跪拜 Guibai
← All articles
AI Coding · Frontend · Agent

CLI vs. MCP: Execution vs. the Capability Manual

By JacksonChen ·
Read original on juejin.cn ↗ Google Translate ↗ Alt translation

Choosing between exposing a CLI or an MCP server to coding agents is a direct trade-off between context-window bloat and planning flexibility. Getting it wrong means either burning tokens on unused tool descriptions or leaving an agent blind to capabilities it needs for complex workflows.

Summary

AI coding agents spend most of their time running shell commands, making a platform's CLI a natural, low-friction execution interface. An agent doesn't need to know API schemas or auth flows; it just runs `platform deploy` and reads the output, exactly like a developer would. This works well when the task is already clear.

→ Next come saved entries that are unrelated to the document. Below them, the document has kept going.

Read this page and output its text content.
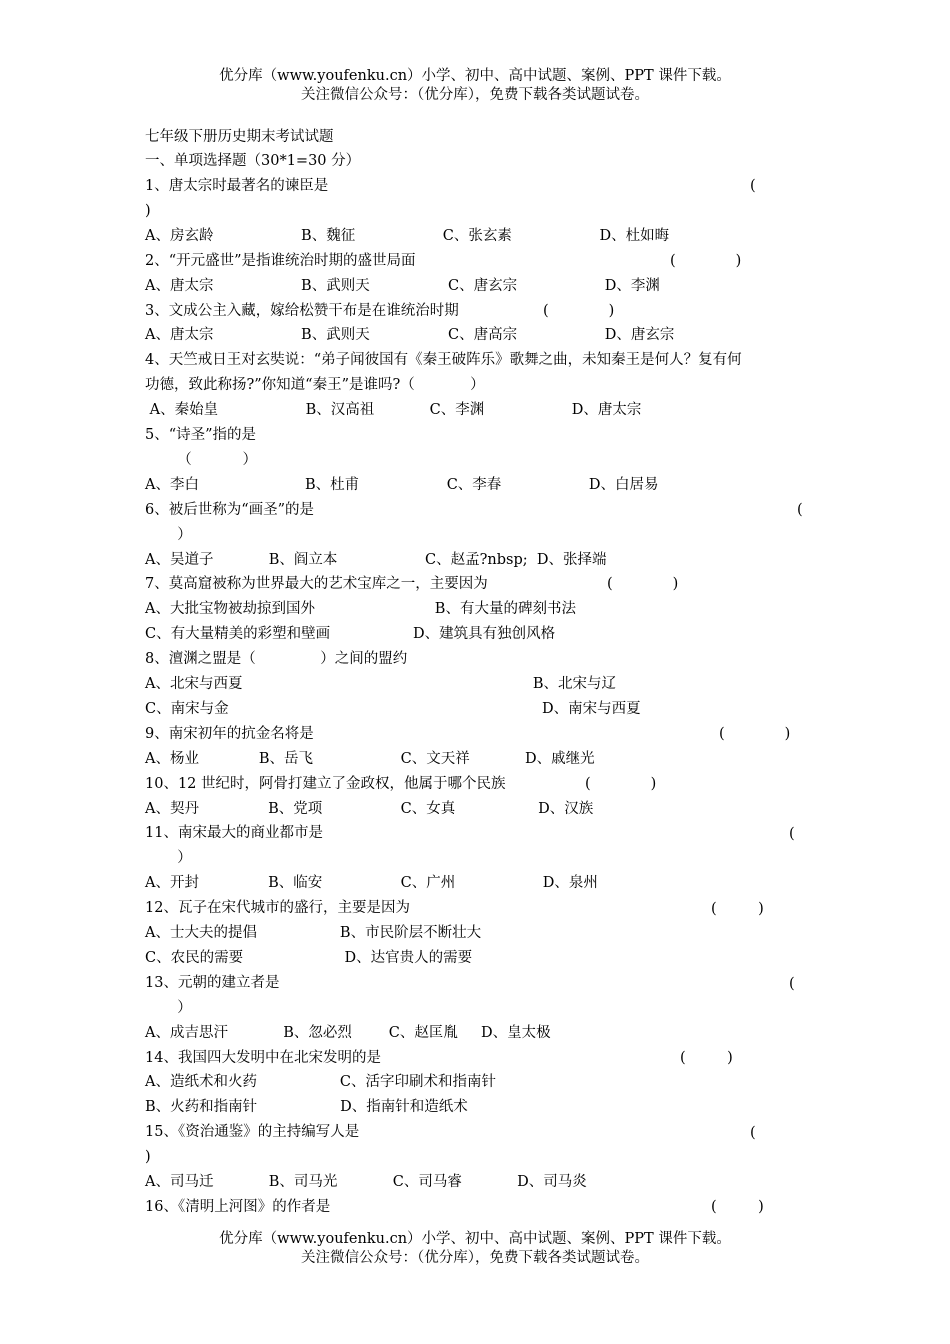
优分库（www.youfenku.cn）小学、初中、高中试题、案例、PPT 课件下载。
关注微信公众号：（优分库），免费下载各类试题试卷。
七年级下册历史期末考试试题
一、单项选择题（30*1=30 分）
1、唐太宗时最著名的谏臣是
)
A、房玄龄                   B、魏征                   C、张玄素                   D、杜如晦
2、“开元盛世”是指谁统治时期的盛世局面
A、唐太宗                   B、武则天                 C、唐玄宗                   D、李渊
3、文成公主入藏，嫁给松赞干布是在谁统治时期
A、唐太宗                   B、武则天                 C、唐高宗                   D、唐玄宗
4、天竺戒日王对玄奘说：“弟子闻彼国有《秦王破阵乐》歌舞之曲，未知秦王是何人？复有何
功德，致此称扬?”你知道“秦王”是谁吗?（            ）
A、秦始皇                   B、汉高祖            C、李渊                   D、唐太宗
5、“诗圣”指的是
（           ）
A、李白                       B、杜甫                   C、李春                   D、白居易
6、被后世称为“画圣”的是
）
A、吴道子            B、阎立本                   C、赵孟?nbsp;  D、张择端
7、莫高窟被称为世界最大的艺术宝库之一，主要因为
A、大批宝物被劫掠到国外                          B、有大量的碑刻书法
C、有大量精美的彩塑和壁画                  D、建筑具有独创风格
8、澶渊之盟是（              ）之间的盟约
A、北宋与西夏                                                               B、北宋与辽
C、南宋与金                                                                    D、南宋与西夏
9、南宋初年的抗金名将是
A、杨业             B、岳飞                   C、文天祥            D、戚继光
10、12 世纪时，阿骨打建立了金政权，他属于哪个民族
A、契丹               B、党项                 C、女真                  D、汉族
11、南宋最大的商业都市是
）
A、开封               B、临安                 C、广州                   D、泉州
12、瓦子在宋代城市的盛行，主要是因为
A、士大夫的提倡                  B、市民阶层不断壮大
C、农民的需要                      D、达官贵人的需要
13、元朝的建立者是
）
A、成吉思汗            B、忽必烈        C、赵匡胤     D、皇太极
14、我国四大发明中在北宋发明的是
A、造纸术和火药                  C、活字印刷术和指南针
B、火药和指南针                  D、指南针和造纸术
15、《资治通鉴》的主持编写人是
)
A、司马迁            B、司马光            C、司马睿            D、司马炎
16、《清明上河图》的作者是
(
(             )
(             )
(
(             )
(             )
(             )
(
(         )
(
(         )
(
(         )
优分库（www.youfenku.cn）小学、初中、高中试题、案例、PPT 课件下载。
关注微信公众号：（优分库），免费下载各类试题试卷。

MCP, by contrast, acts as a capability manual pushed into the model's context upfront. It declares every available tool, its parameters, and its purpose, which helps an agent plan complex, multi-step workflows across hundreds of interfaces. The trade-off is token cost: a large MCP server description inflates every request's context window.

The two approaches are complementary layers, not competitors. CLI handles the "how to execute" for known tasks with minimal context overhead, while MCP handles the "what can be executed" for open-ended planning. Platforms are increasingly building both, letting agents reach for a CLI command when the goal is specific and lean on MCP descriptions when they need to discover and compose capabilities.

Takeaways
Agents interact with terminals far more than APIs; CLI is their most natural execution interface.
CLI requires no upfront knowledge of API structure, auth, or parameters — the agent just runs a command.
MCP pre-declares every tool, parameter, and description, functioning as a capability catalog for the agent.
Every MCP tool description consumes context tokens, so large tool sets inflate cost across every turn of a conversation.
CLI avoids context bloat by fetching help text on demand rather than loading all capabilities upfront.
Simple, goal-clear tasks like deploying or checking logs are well-served by CLI alone.
Complex platforms with hundreds of interfaces and multi-step workflows benefit from MCP's planning support.
Future platforms will likely offer both: CLI for execution and MCP for capability discovery.
Conclusions

Framing CLI and MCP as competitors misses that they operate at different phases of an agent's loop — doing versus deciding what can be done.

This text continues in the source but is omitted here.